Mit den insgesamt vier Modellen vom Codenamen P54C gelang es Intel zudem, die TDP deutlich zu senken und das Verhältnis von Leistung zum Verbrauch deutlich zu optimieren. Während der Pentium 66 ("P5") mit einer Betriebsspannung von 5 Volt noch eine TDP von 16 Watt besaß, begnügte sich der Pentium 75 ("P54C") mit lediglich 8 Watt, da die Betriebsspannung auf 3,3 Volt gesenkt wurde.

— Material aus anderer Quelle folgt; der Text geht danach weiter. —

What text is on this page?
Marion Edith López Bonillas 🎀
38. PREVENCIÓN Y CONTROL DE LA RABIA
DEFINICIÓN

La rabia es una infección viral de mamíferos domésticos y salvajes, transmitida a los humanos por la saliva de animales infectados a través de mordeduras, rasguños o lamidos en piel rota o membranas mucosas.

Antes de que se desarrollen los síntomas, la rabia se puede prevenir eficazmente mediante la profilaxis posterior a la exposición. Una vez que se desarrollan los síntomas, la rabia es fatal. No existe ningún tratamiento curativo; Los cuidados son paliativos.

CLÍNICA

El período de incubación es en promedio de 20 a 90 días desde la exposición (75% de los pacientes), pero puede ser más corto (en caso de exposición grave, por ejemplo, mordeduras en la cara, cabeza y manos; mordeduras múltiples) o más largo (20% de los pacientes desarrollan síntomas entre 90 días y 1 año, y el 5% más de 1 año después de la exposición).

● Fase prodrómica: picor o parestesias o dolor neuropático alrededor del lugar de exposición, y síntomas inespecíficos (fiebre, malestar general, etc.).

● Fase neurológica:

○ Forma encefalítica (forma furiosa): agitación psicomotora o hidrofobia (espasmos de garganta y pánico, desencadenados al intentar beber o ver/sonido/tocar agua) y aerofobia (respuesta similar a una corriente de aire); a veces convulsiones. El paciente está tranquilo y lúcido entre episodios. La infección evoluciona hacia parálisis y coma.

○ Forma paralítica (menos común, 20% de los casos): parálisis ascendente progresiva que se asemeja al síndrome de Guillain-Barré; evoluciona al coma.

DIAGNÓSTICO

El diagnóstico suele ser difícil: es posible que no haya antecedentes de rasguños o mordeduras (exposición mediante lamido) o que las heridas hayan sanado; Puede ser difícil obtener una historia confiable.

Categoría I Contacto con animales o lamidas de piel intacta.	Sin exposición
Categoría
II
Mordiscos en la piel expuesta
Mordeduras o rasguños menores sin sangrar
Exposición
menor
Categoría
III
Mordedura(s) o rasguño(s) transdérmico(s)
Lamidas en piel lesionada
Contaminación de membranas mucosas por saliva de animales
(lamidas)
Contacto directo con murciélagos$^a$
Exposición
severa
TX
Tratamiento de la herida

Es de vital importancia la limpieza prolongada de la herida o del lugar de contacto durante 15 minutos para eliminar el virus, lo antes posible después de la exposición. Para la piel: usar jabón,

Bis ins Jahr 1997 hinein folgte mit dem "P54CS" noch eine weitere Evolutionsstufe mit 133, 150, 166 und 200 MHz, die auch als Pentium-S bezeichnet wird und den abwärtskompatiblen Sockel 7 nutzte. — PCGH

Was 1993 mit 60 und 66 MHz begann, erreichte 1997 mit 166 und 200 MHz ihren Höhepunkt und sollte ein Fingerzeig für das sein, was dem Pentium II möglich gemacht wurde. Der Pentium und "Intel Inside" waren Markenzeichen.

Pentium P54C Quelle: Intel Pentium P54C Quelle: Intel

Weitere interessante Fakten zum optimierten Intel Pentium alias "P54C" und "P54CS" liefert einmal mehr das offizielle Datenblatt (PDF).

Der Pentium MMX ("P55C") als Multimedia-König

Unter dem Codenamen "P55C" veröffentlichte Intel mit dem Pentium MMX die letzte Ausbaustufe der P5-Familie, welche in Intels Forschungs- und Entwicklungszentrum in Haifa, Israel entwickelt worden ist. Es sollte die letzte und auch leistungsfähigste CPU-Reihe aus der Pentium-1-Familie sein und erschien im März 1995.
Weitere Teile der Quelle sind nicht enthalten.